Before starting a business, it's therefore crucial to study each market more closely.
Our findings are based on data from the financial information company Sageworks. Although the data is exclusive and limited to the private companies within Sageworks's database, it lists a margin of error of around 0.77%, meaning the data has proven to be fairly accurate in the past. Since we're using the data to provide directional recommendations, we're convinced the data is more than accurate enough for our particular intentions. In addition, we also used data published by the Federal Reserve Bank of New York.
We also utilized data from S&P Market Intelligence to compile a view of total sales revenue recognized across each of these industries in 2017.
Sales Growth: Sales growth indicates whether the industry is growing in terms of revenue year over year. Volatile sales growth could be indicative of unpredictable revenue streams.
Net Profit Margin: Net profit margin is crucial, as it helps illustrate the actual profitability of each industry. For example, retail trade would appear to be the strongest industry if you were to only look at total sales but a closer look at the net profit margin would also tell you that the industry experiences high expenditures overall, which translates into one of the worst profit margins out of all the industries.
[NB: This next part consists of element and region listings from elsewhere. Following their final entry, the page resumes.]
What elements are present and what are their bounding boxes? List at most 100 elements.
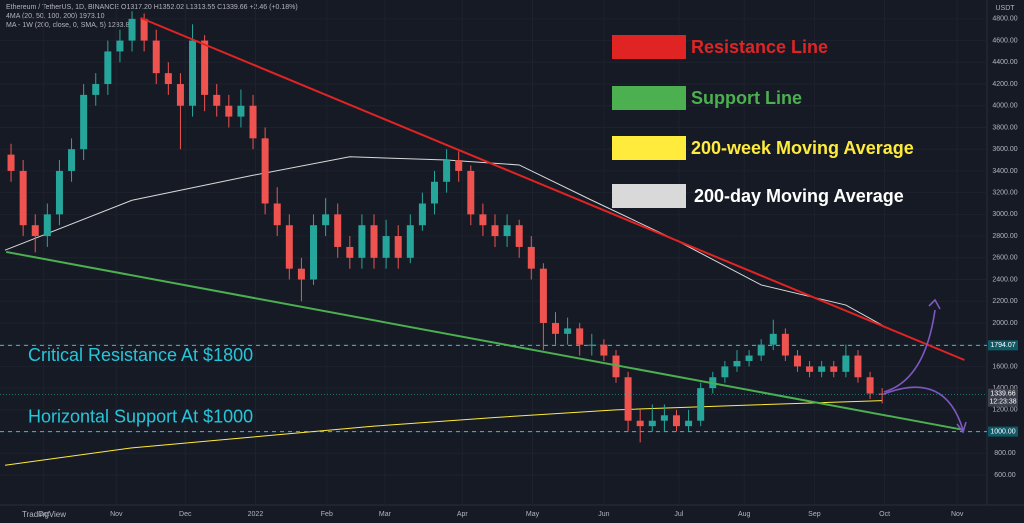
currency: USDT [995, 5, 1015, 12]
candle-body [19, 170, 27, 226]
y-tick-label: 3400.00 [992, 168, 1017, 175]
brand: TradingView [22, 510, 66, 519]
candle-body [866, 377, 874, 394]
x-tick-label: Nov [110, 511, 123, 518]
x-tick-label: Jul [674, 511, 683, 518]
candle-body [346, 246, 354, 258]
candle-body [842, 355, 850, 372]
candle-body [418, 203, 426, 226]
candle-body [612, 355, 620, 378]
x-tick-label: Dec [179, 511, 192, 518]
legend-swatch [612, 184, 686, 208]
y-tick-label: 4000.00 [992, 103, 1017, 110]
price-label-box [988, 340, 1018, 351]
candle-body [830, 366, 838, 372]
candle-body [551, 322, 559, 334]
candle-body [491, 225, 499, 237]
x-tick-label: Nov [951, 511, 964, 518]
candle-body [189, 40, 197, 106]
candle-body [685, 420, 693, 427]
y-tick-label: 2400.00 [992, 276, 1017, 283]
candle-body [92, 84, 100, 95]
candle-body [297, 268, 305, 280]
countdown: 12:23:38 [989, 399, 1016, 406]
candle-body [878, 393, 886, 395]
y-tick-label: 2200.00 [992, 298, 1017, 305]
legend-label: Resistance Line [691, 37, 828, 57]
candle-body [68, 149, 76, 171]
candle-body [80, 94, 88, 150]
x-tick-label: Apr [457, 511, 469, 518]
candle-body [636, 420, 644, 427]
legend-label: 200-day Moving Average [694, 186, 904, 206]
legend-label: 200-week Moving Average [691, 138, 914, 158]
candle-body [793, 355, 801, 367]
candle-body [854, 355, 862, 378]
x-tick-label: May [526, 511, 540, 518]
candle-body [467, 170, 475, 215]
symbol-info: Ethereum / TetherUS, 1D, BINANCE O1317.2… [6, 4, 298, 11]
x-tick-label: Aug [738, 511, 751, 518]
y-tick-label: 1600.00 [992, 363, 1017, 370]
legend-swatch [612, 35, 686, 59]
candle-body [443, 160, 451, 182]
candle-body [539, 268, 547, 323]
candle-body [164, 73, 172, 85]
candle-body [261, 138, 269, 204]
candle-body [721, 366, 729, 378]
candle-body [733, 360, 741, 367]
candle-body [503, 225, 511, 237]
candle-body [624, 377, 632, 421]
y-tick-label: 3600.00 [992, 146, 1017, 153]
line [140, 16, 965, 361]
candle-body [116, 40, 124, 52]
candle-body [334, 214, 342, 247]
candle-body [237, 105, 245, 117]
x-tick-label: Jun [598, 511, 609, 518]
x-tick-label: Feb [321, 511, 333, 518]
candle-body [431, 181, 439, 204]
candle-body [660, 415, 668, 421]
candle-body [382, 236, 390, 258]
candle-body [576, 328, 584, 345]
candle-body [818, 366, 826, 372]
indicator-info: MA - 1W (200, close, 0, SMA, 5) 1283.80 [6, 22, 133, 29]
candle-body [406, 225, 414, 258]
candle-body [225, 105, 233, 117]
y-tick-label: 2800.00 [992, 233, 1017, 240]
annotation: Horizontal Support At $1000 [28, 406, 253, 426]
y-tick-label: 2000.00 [992, 320, 1017, 327]
candle-body [128, 18, 136, 41]
candle-body [781, 333, 789, 356]
candle-body [152, 40, 160, 74]
candle-body [104, 51, 112, 85]
candle-body [43, 214, 51, 237]
legend-swatch [612, 136, 686, 160]
x-tick-label: Oct [38, 511, 49, 518]
legend-swatch [612, 86, 686, 110]
y-tick-label: 3200.00 [992, 189, 1017, 196]
line [6, 250, 965, 432]
candle-body [176, 84, 184, 106]
x-tick-label: Sep [808, 511, 821, 518]
x-tick-label: Oct [879, 511, 890, 518]
y-tick-label: 2600.00 [992, 255, 1017, 262]
y-tick-label: 4600.00 [992, 37, 1017, 44]
price-label: 1339.66 [990, 391, 1015, 398]
line [4, 400, 883, 466]
candle-body [140, 18, 148, 41]
candle-body [769, 333, 777, 345]
candle-body [273, 203, 281, 226]
candle-body [310, 225, 318, 280]
candle-body [806, 366, 814, 372]
candle-body [455, 160, 463, 171]
candle-body [285, 225, 293, 269]
arrow-head [928, 298, 941, 310]
y-tick-label: 4200.00 [992, 81, 1017, 88]
annotation: Critical Resistance At $1800 [28, 345, 253, 365]
candle-body [322, 214, 330, 226]
y-tick-label: 3800.00 [992, 124, 1017, 131]
y-tick-label: 600.00 [994, 472, 1016, 479]
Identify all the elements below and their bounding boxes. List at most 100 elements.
Debt/EBITDA: Debt/EBITDA indicates a industry's ability to pay off debt. The higher it goes, the more likely it is that the industry has a harder time paying off debt. This could be indicative of an industry's tendency to leverage debt that it can't pay off.
Net Profit Growth: Net profit growth is crucial to show whether the industry improves its profitability year over year. It is unlikely that industries would experience a massive change in this space as expenditures would all of a sudden need to drop or revenues really increase. However, this is another metric that would indicate steady growth.
Total Sales Volume: Total sales volume is helpful to give a directional sense of how large a given industry is. Total sales volume trends would also help illustrate how an industry performs over years.